The position of the Holy See was one of ambiguity arising from the realities of being a diplomatic actor in the European sphere - it is not particularly relevant.

The events of 1688 is in no way comparable to 1066 - the latter was a war of conquest, the former a coup d'etat by the same whigs whom you excoriate. In 1688 'Parliament' (scare quotes used as that body cannot meet except under the sovereign) declared the throne to be vacant - anybody who accepts that such an act is licit cannot claim to be a monarchist in anything other than the sense of one who gets doey-eyed at the sight of pretty uniforms and semi-obscure ritualisation of governance.

Finally, it does not follow that seeing George III as a usurper necessarily leads to supporting the revolution of 1776. To replace a bad form of government with a worse one makes no sense at all...not least because God, in his great mercy, allowed for the demise of the dynasty in 1807 thus allowing for a legitimation of those occupying the throne.

Theodore Harvey said...

I don't think much of the 1688 "Glorious" Revolution either and probably would have opposed it at the time. But George III was born half a century later and cannot be blamed for it. He certainly did not play a "Whig" role in history and was in fact opposed by those who did. Normally "usurpers" need to do some actual usurping--being the great-grandson of a "usurper" who is the third of his line does not make one a "usurper" oneself.

If "war of conquest" is your standard, than surely the victory of George II at Culloden in 1746 qualifies as much as that of William I at Hastings in 1066. For all practical purposes George III was "undisputed" by 1776, thirty years later--yes, there were those who would have said otherwise, but even today there are those who absurdly claim that the late Michael Abney-Hastings was the "rightful" King of England, yet somehow I doubt HM Queen Elizabeth II loses any sleep over this.
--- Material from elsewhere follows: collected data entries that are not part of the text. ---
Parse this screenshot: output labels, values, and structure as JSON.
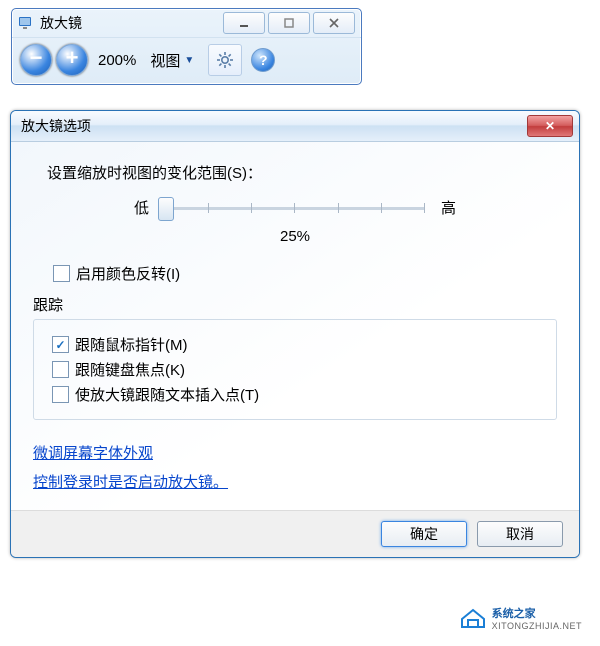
{
  "magnifier": {
    "title": "放大镜",
    "zoom": "200%",
    "view_label": "视图"
  },
  "dialog": {
    "title": "放大镜选项",
    "zoom_range_label": "设置缩放时视图的变化范围(S)：",
    "slider_low": "低",
    "slider_high": "高",
    "slider_value": "25%",
    "invert_colors": "启用颜色反转(I)",
    "tracking_label": "跟踪",
    "follow_mouse": "跟随鼠标指针(M)",
    "follow_keyboard": "跟随键盘焦点(K)",
    "follow_text": "使放大镜跟随文本插入点(T)",
    "link_font": "微调屏幕字体外观",
    "link_login": "控制登录时是否启动放大镜。",
    "ok": "确定",
    "cancel": "取消",
    "follow_mouse_checked": true,
    "follow_keyboard_checked": false,
    "follow_text_checked": false,
    "invert_colors_checked": false
  },
  "watermark": {
    "name": "系统之家",
    "url": "XITONGZHIJIA.NET"
  }
}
Mateus G. M. F. Tibúrcio said...

While I´m sympathetic towards Jacobitism, I think George III was by far the best Hanoverian monarch. Despite these dynastic and religious problems, it was better than the Masonic and Liberal USA.

The Moderate Jacobite said...

The suggestion regarding Culloden is certainly worth a mention, however I would see it as more comparable the Rebellion of the 1640s (remember that the Roundheads claimed state power for themselves, as did that Hanoverians) and the very last thing I intend to do is acclaim the arch-traitor Cromwell as legitimate king on the basis that the New Model Army won.

The dynastic laws of England/Britain evolved over many years, and by the time of the 1688-1807 difficulty they had certainly reached the point that randomly sticking one's candidate on the throne with the backing of nobility and men-at-arms was dodgy.

If 1688 was illegitimate, was the Stadtholder of the Netherlands nonetheless King afterwards? If not, when did the Stuart line cease to be the holders? I posit a clear breach on the death of Henry appear to be suggesting a completely vague wooliness, wanting to oppose the Whigs (on which point we agree solidly) yet also wanting to gaze benignly at the outcome of their nefarious plot.

Also, when did I blame George III for anything? I merely said that he wasn't King in 1776. I make no comment about his behaviour or the manner in which he dealt with the de facto position in which he found himself - it is entirely reasonable to suggest that a man thrust into that position made the best of it, without thereby acquiring the legitimacy of a true monarch.

Theodore Harvey said...

...except obviously George III was King. Otherwise who were the American revolutionaries rebelling against? They were certainly not rebelling against Bonnie Prince Charlie. What was the Tory/traditionalist position in 1776? It would certainly not have been to shrug one's shoulders and fail to oppose the rebellion on the grounds that George III wasn't the "real" king anyway.

Yes, 1688 was "dodgy." No argument there. That doesn't mean that George III was still "dodgy" by 1776. Since 1807 we seem to be in agreement, and that's good enough for me.

As for any analogy with the Civil War, there is all the difference in the world between replacing one king with another (however regrettable in some circumstances) and claiming to have abolished the Crown itself, which is always an abomination and never legitimate. We should be able to agree on that.